Mapa Geológico da Bacia do Alto Rio Grande, porção mantiqueirense.

Figura 2

Perfis longitudinais dos canais: Rio Grande (A), Ribeirão Piedade (B), Ribeirão do Paiol (C), Córrego Mitra (D).

Conclusões

Diante dos resultados com os procedimentos acionados ressalta-se a necessidade de integração de diferentes métodos e técnicas aplicadas aos estudos neotectônicos. Os resultados obtidos para RDE apontam o quão complementar se fazem os perfis longitudinais na interpretação de anomalias de drenagem, em consonância ao contexto litoestrutural em questão. Quanto ao FSTT e ao FABD, os resultados obtidos se mostraram conflitantes.
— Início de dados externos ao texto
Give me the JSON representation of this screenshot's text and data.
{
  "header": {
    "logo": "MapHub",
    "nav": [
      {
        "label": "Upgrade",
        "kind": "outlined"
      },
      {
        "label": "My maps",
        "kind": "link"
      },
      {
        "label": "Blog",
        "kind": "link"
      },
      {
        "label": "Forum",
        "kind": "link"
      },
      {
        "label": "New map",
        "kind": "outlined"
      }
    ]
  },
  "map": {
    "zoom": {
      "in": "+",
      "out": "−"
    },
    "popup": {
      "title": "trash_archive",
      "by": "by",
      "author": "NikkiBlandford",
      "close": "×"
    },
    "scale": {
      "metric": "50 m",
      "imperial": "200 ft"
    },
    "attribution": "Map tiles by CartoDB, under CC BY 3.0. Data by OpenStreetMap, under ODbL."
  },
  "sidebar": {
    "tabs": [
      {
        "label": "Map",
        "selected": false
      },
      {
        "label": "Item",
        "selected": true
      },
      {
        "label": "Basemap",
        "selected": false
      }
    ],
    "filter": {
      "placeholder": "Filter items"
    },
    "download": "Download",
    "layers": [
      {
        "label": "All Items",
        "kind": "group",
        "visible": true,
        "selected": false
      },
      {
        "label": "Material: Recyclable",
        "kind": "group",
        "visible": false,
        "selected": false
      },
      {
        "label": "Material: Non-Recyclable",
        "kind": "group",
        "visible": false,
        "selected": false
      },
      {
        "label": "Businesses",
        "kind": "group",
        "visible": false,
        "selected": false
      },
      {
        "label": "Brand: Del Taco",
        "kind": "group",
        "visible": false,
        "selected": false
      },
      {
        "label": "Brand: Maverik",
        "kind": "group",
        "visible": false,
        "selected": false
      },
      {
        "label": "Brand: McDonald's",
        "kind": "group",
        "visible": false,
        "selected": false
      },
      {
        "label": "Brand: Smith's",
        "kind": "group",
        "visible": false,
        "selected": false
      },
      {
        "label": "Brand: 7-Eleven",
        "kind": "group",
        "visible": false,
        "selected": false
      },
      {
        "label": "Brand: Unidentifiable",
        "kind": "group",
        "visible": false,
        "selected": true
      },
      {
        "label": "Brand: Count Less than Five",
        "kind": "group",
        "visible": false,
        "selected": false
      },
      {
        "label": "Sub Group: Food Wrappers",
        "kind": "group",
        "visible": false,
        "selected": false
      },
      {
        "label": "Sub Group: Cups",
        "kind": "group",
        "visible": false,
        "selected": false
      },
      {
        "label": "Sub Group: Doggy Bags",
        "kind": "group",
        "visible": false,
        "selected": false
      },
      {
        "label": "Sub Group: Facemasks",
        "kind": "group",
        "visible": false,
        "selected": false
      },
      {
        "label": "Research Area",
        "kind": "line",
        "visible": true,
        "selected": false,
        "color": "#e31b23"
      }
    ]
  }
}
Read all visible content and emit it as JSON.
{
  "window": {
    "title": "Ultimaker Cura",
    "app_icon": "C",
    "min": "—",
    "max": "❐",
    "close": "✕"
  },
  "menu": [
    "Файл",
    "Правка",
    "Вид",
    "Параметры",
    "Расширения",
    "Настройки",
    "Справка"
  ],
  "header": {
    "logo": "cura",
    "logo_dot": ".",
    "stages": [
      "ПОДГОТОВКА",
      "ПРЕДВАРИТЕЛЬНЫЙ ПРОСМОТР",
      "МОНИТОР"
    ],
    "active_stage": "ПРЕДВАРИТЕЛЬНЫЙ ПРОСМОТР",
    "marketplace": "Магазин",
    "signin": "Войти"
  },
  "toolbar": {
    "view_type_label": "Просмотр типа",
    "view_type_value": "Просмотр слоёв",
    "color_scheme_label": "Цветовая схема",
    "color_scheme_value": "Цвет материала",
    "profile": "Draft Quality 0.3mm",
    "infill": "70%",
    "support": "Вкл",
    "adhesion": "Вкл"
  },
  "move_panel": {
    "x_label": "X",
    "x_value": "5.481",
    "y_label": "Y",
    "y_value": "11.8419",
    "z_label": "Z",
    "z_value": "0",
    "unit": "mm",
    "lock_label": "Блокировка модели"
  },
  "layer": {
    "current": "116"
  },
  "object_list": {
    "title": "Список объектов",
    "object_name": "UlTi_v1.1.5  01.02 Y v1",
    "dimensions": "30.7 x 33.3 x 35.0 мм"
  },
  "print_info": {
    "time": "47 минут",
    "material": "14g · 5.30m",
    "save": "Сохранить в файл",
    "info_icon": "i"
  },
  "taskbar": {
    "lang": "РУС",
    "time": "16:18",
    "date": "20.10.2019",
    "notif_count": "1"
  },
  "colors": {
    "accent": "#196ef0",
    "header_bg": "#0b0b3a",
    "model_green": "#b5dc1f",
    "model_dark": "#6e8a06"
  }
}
O FSTT apontou uma condição de assimetria, com tendência de migração para a margem direita no alto curso, compensada pelo deslocamento lateral do rio principal para sua margem esquerda, na porção média da bacia. Essa característica do Rio Grande leva a uma falsa reposta do FABD, cuja sinalização de simetria se dá por tais compensações que eclodem com diferentes padrões de migração ao longo da bacia. As técnicas acusaram condições de anomalia na drenagem e de assimetria no segmento estudado dessa importante bacia hidrográfica, sinalizando para uma tectônica ativa.